名古屋城木造復元事業、3年ぶりの市民説明会を開催
名古屋市は2月11日、名古屋城天守閣の木造復元事業に関する市民向け説明会を中村区役所で開催しました。これは2023年の市民討論会で差別発言問題が発生し、事業が停止して以来、実に3年ぶりとなる初めての説明会です。広沢一郎市長も出席し、約140人の市民が参加する中、事業の現状と今後の方向性が説明されました。
差別発言問題後の初めての説明会
説明会では、名古屋城総合事務所の担当者が、2023年6月に発生したバリアフリーに関する市民討論会での差別発言問題の背景を詳細に説明。この問題を受けて市は事業を一時停止し、検証委員会による最終報告を受けた後、昨年5月に再発防止策を含む今後の方針を「総括」としてまとめていました。
担当者は「事業の再スタートにあたっては、史実性とバリアフリーを両立させた復元を計画しています」と強調。今後の調査や検討については、有識者や関係者の理解を得ながら丁寧に進めるとともに、市民の理解促進や機運醸成にも取り組んでいく方針を示しました。
広沢市長「オール名古屋の体制で」
広沢一郎市長は説明会で、「名古屋の誇りである名古屋城跡の本質的価値を、次世代に確実に引き継いでいくための大事な事業です」と述べ、事業の重要性を改めて強調しました。さらに、「行政のみならず、議会、市民の皆さんの心を一つにするオール名古屋の体制で進めていくことが不可欠だ」と訴え、市民の理解と協力を求めました。
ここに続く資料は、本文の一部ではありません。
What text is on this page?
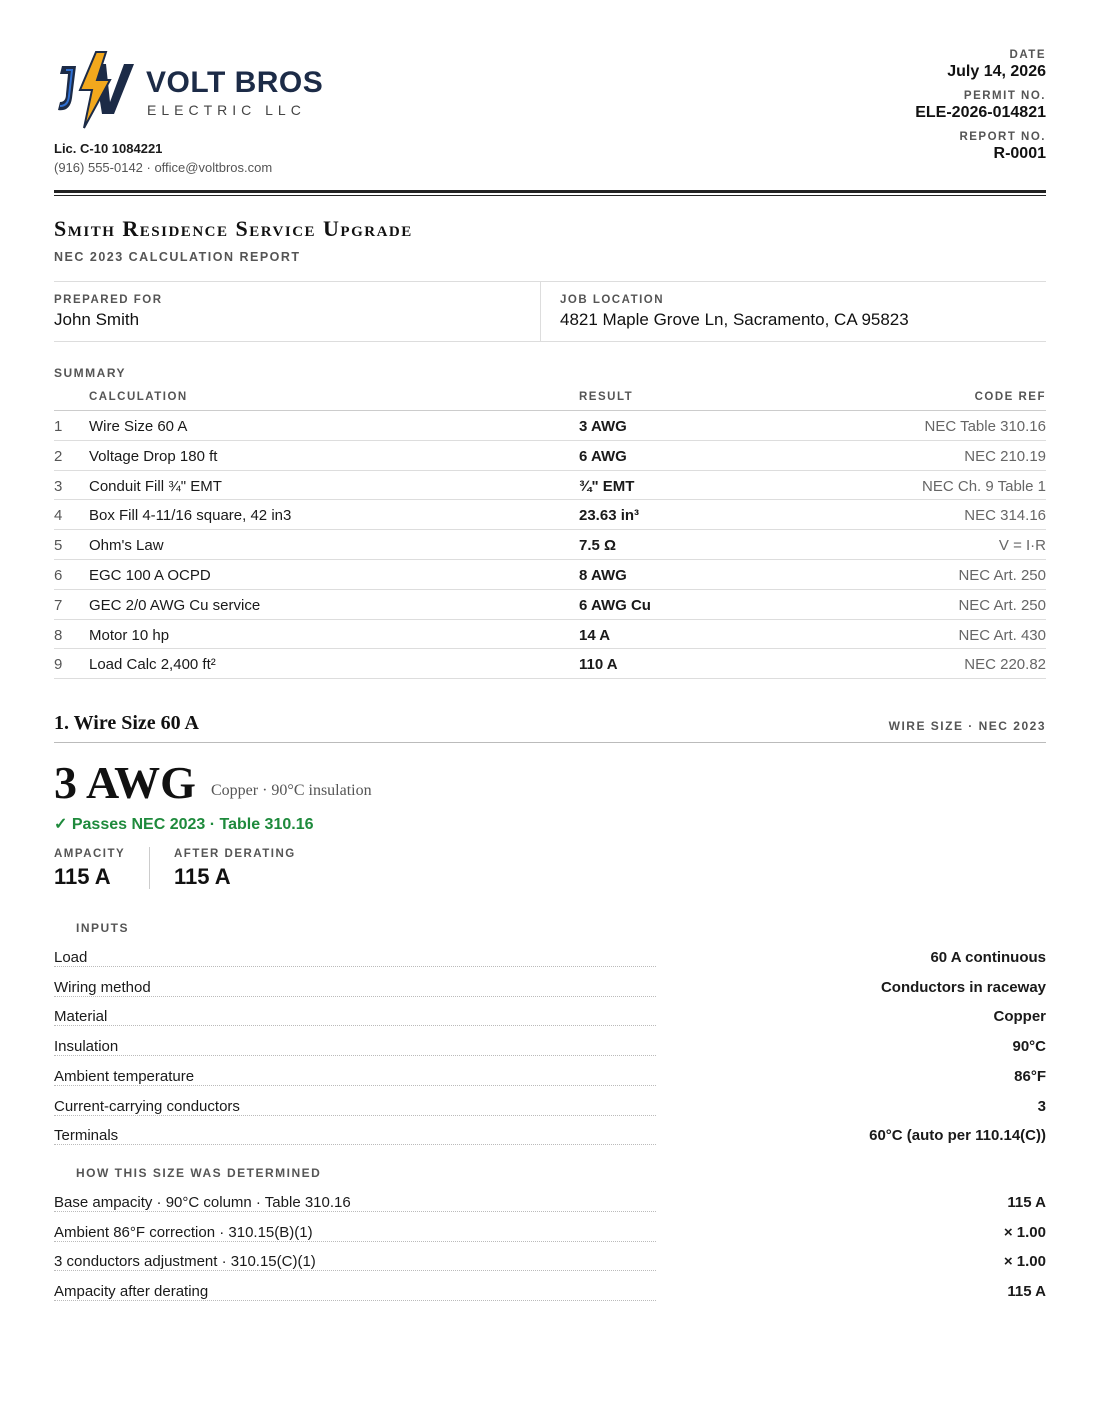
VOLT BROS
ELECTRIC LLC
Lic. C-10 1084221
(916) 555-0142 · office@voltbros.com
DATE
July 14, 2026
PERMIT NO.
ELE-2026-014821
REPORT NO.
R-0001
Smith Residence Service Upgrade
NEC 2023 CALCULATION REPORT
PREPARED FOR
John Smith
JOB LOCATION
4821 Maple Grove Ln, Sacramento, CA 95823
SUMMARY
CALCULATION	RESULT	CODE REF
1 Wire Size 60 A	3 AWG	NEC Table 310.16
2 Voltage Drop 180 ft	6 AWG	NEC 210.19
3 Conduit Fill ¾" EMT	¾" EMT	NEC Ch. 9 Table 1
4 Box Fill 4-11/16 square, 42 in3	23.63 in³	NEC 314.16
5 Ohm's Law	7.5 Ω	V = I·R
6 EGC 100 A OCPD	8 AWG	NEC Art. 250
7 GEC 2/0 AWG Cu service	6 AWG Cu	NEC Art. 250
8 Motor 10 hp	14 A	NEC Art. 430
9 Load Calc 2,400 ft²	110 A	NEC 220.82
1. Wire Size 60 A	WIRE SIZE · NEC 2023
3 AWG Copper · 90°C insulation
✓ Passes NEC 2023 · Table 310.16
AMPACITY
115 A
AFTER DERATING
115 A
INPUTS
Load	60 A continuous
Wiring method	Conductors in raceway
Material	Copper
Insulation	90°C
Ambient temperature	86°F
Current-carrying conductors	3
Terminals	60°C (auto per 110.14(C))
HOW THIS SIZE WAS DETERMINED
Base ampacity · 90°C column · Table 310.16	115 A
Ambient 86°F correction · 310.15(B)(1)	× 1.00
3 conductors adjustment · 310.15(C)(1)	× 1.00
Ampacity after derating	115 A
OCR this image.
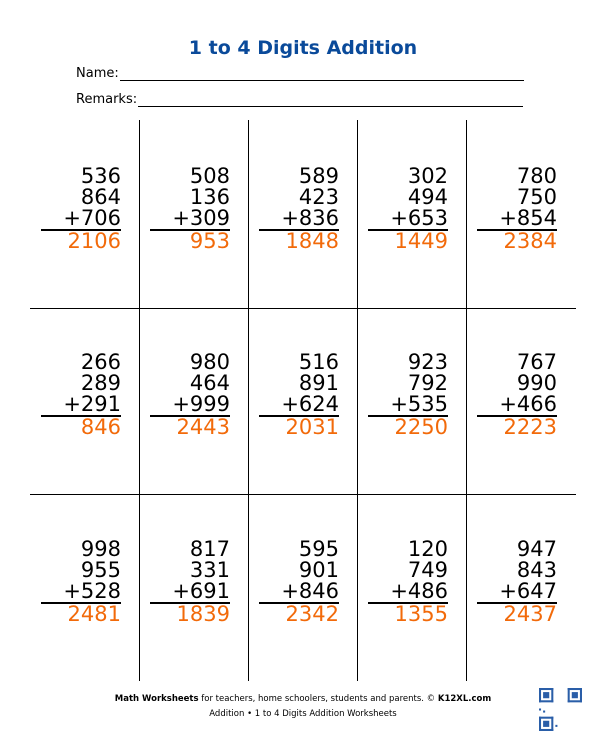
1 to 4 Digits Addition
Name:
Remarks:
536
864
+706
2106
508
136
+309
953
589
423
+836
1848
302
494
+653
1449
780
750
+854
2384
266
289
+291
846
980
464
+999
2443
516
891
+624
2031
923
792
+535
2250
767
990
+466
2223
998
955
+528
2481
817
331
+691
1839
595
901
+846
2342
120
749
+486
1355
947
843
+647
2437
Math Worksheets for teachers, home schoolers, students and parents. © K12XL.com
Addition • 1 to 4 Digits Addition Worksheets
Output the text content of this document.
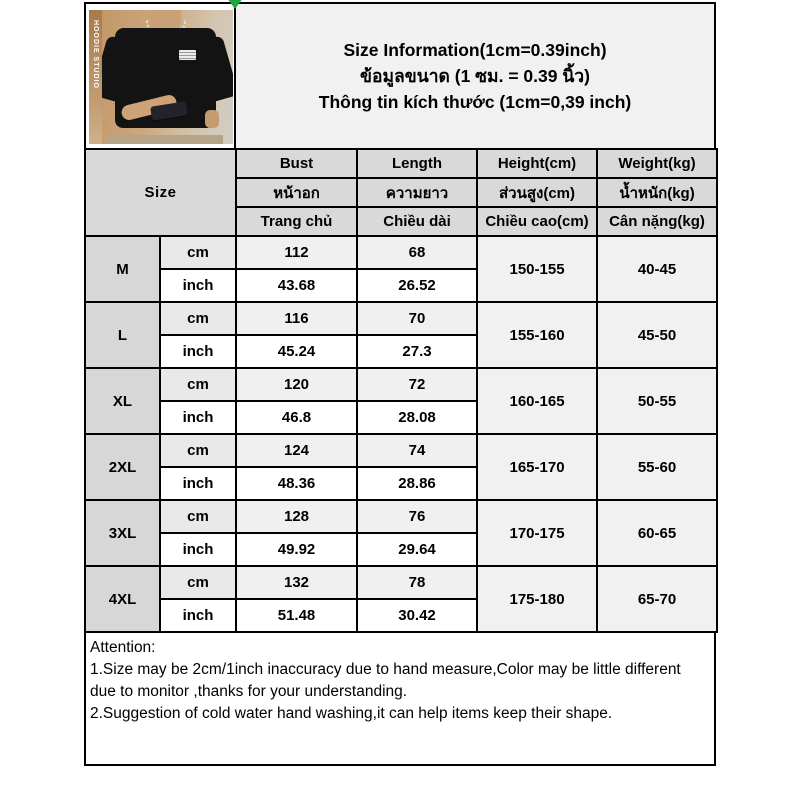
HOODIE STUDIO	Size Information(1cm=0.39inch)
ข้อมูลขนาด (1 ซม. = 0.39 นิ้ว)
Thông tin kích thước (1cm=0,39 inch)
Size		Bust	Length	Height(cm)	Weight(kg)
		หน้าอก	ความยาว	ส่วนสูง(cm)	น้ำหนัก(kg)
		Trang chủ	Chiều dài	Chiều cao(cm)	Cân nặng(kg)
M	cm	112	68	150-155	40-45
	inch	43.68	26.52		
L	cm	116	70	155-160	45-50
	inch	45.24	27.3		
XL	cm	120	72	160-165	50-55
	inch	46.8	28.08		
2XL	cm	124	74	165-170	55-60
	inch	48.36	28.86		
3XL	cm	128	76	170-175	60-65
	inch	49.92	29.64		
4XL	cm	132	78	175-180	65-70
	inch	51.48	30.42		

Attention:

1.Size may be 2cm/1inch inaccuracy due to hand measure,Color may be little different due to monitor ,thanks for your understanding.

2.Suggestion of cold water hand washing,it can help items keep their shape.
市側はこの説明会で、事前に寄せられた質問にのみ回答する形式を採用。これについて、車いす利用者らの市民団体「名古屋城木造天守にエレベーター設置を実現する実行委員会」の斎藤縣三共同代表は、終了後に「市側の一方的な説明に終始しており、従来のやり方と何が変わったのか分からない」と疑問を呈しました。同代表は「建設的な対話ができる場をつくってほしい」と要望しています。
今後の進め方と課題
名古屋市は、木造復元事業の進捗に合わせて、今後も定期的に説明会を開催していく方針です。しかし、差別発言問題後の信頼回復と、史実性とバリアフリーの両立という難しい課題への対応が求められています。
今回の説明会は、単なる情報提供の場にとどまらず、過去の課題を乗り越え、市民との対話を深める重要な第一歩となりました。名古屋市は、市民の声を丁寧に受け止めながら、歴史的価値と現代的なアクセシビリティを調和させた名古屋城の復元を目指していくことになります。